On day 3 of our expedition in Belize, we visited Bocawina National Park. After some pre-breakfast snacks, we headed out on Zodiacs to the beach at Hopkins Village, where we boarded buses that would take us to Bocawina National Park. Here, we enjoyed nature walks at the foot of Maya Mountain, which also marks this area as a ceremonial site of the Mayan culture. Although the site is unexcavated, it is a place to learn about the wonders of the ancient Maya at an educational center, where we also have lunch. We are introduced to Mayans living here now. We appreciated Mayan dances while eating traditional foods, including some Mayan chocolate ice-cream called yam-yam. Then it was off to Placencia Village, followed by a performance by the Garifuna collective back on board National Geographic Sea Lion.
National Geographic Sea Lion
Monkey River and Ranguana Caye
Shortly after National Geographic Sea Lion dropped her anchor, we awoke to very calm seas with overcast skies and a light southwest wind coming off the land. Our guests prepared for early morning adventures and headed out in Zodiacs and local skiffs to explore the meandering lower reaches of Monkey River, the largest estuary of southern Belize. Great blue herons and great egrets stood knee deep on the sandbars near the shore while yellow-crowned night herons and black vultures hunkered down in the drizzle that accompanied us. Guides and guests gazed up at the treetops, hoping to see green iguanas with the males in their bright orange breeding colors and perhaps a troop of Yucatan black howler monkeys. We walked the trails through the gallery forest a few miles upstream.

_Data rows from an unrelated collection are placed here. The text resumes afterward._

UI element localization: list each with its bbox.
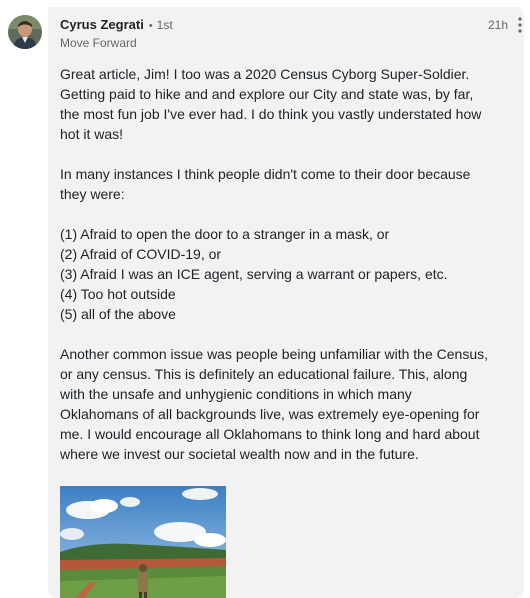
comment-line: In many instances I think people didn't … (60, 166, 471, 182)
comment-line: they were: (60, 186, 125, 202)
comment-line: me. I would encourage all Oklahomans to … (60, 426, 480, 442)
comment-timestamp: 21h (487, 18, 508, 32)
comment-paragraph: Great article, Jim! I too was a 2020 Cen… (60, 64, 508, 144)
comment-line: Another common issue was people being un… (60, 346, 489, 362)
comment-line: with the unsafe and unhygienic condition… (60, 386, 412, 402)
comment-line: hot it was! (60, 126, 124, 142)
comment-paragraph: In many instances I think people didn't … (60, 164, 508, 204)
author-avatar[interactable] (8, 15, 42, 49)
connection-degree: 1st (156, 18, 173, 32)
list-item: (2) Afraid of COVID-19, or (60, 246, 222, 262)
separator-dot: • (148, 20, 153, 32)
list-item: (5) all of the above (60, 306, 176, 322)
comment-line: where we invest our societal wealth now … (60, 446, 419, 462)
comment-line: Oklahomans of all backgrounds live, was … (60, 406, 480, 422)
comment-body: Great article, Jim! I too was a 2020 Cen… (60, 64, 508, 464)
comment-list: (1) Afraid to open the door to a strange… (60, 224, 508, 324)
list-item: (1) Afraid to open the door to a strange… (60, 226, 390, 242)
comment-line: or any census. This is definitely an edu… (60, 366, 468, 382)
comment-line: Getting paid to hike and and explore our… (60, 86, 474, 102)
comment-meta: Cyrus Zegrati • 1st 21h (60, 17, 512, 35)
author-name[interactable]: Cyrus Zegrati (60, 17, 144, 32)
attached-photo[interactable] (60, 486, 226, 598)
comment-line: Great article, Jim! I too was a 2020 Cen… (60, 66, 470, 82)
three-dots-vertical-icon[interactable] (518, 17, 522, 33)
list-item: (4) Too hot outside (60, 286, 176, 302)
list-item: (3) Afraid I was an ICE agent, serving a… (60, 266, 448, 282)
comment-line: the most fun job I've ever had. I do thi… (60, 106, 482, 122)
comment-paragraph: Another common issue was people being un… (60, 344, 508, 464)
author-headline: Move Forward (60, 36, 137, 50)
comment-bubble: Cyrus Zegrati • 1st 21h Move Forward Gre… (48, 7, 524, 598)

Our luck was shining brightly, and several monkeys were sighted high above. We returned to the ship to savor the delicious brunch prepared by the amazing hotel department. Ranguana Caye was our base for the snorkeling and island activities this afternoon. Guests had a wonderful experience swimming among the bright and beautiful fish and the other tiny critters that live in the hard and soft corals of the fringing reefs. Parrotfish, angelfish, butterflyfish, and sergeant majors were some of the familiar friends seen. As the trip wound down to the final stages, contact information was exchanged among new friends, experiences were shared, and future trips were discussed. Guests bid farewell to the crew and staff. Glasses were raised, and a guest slide show put smiles on our faces.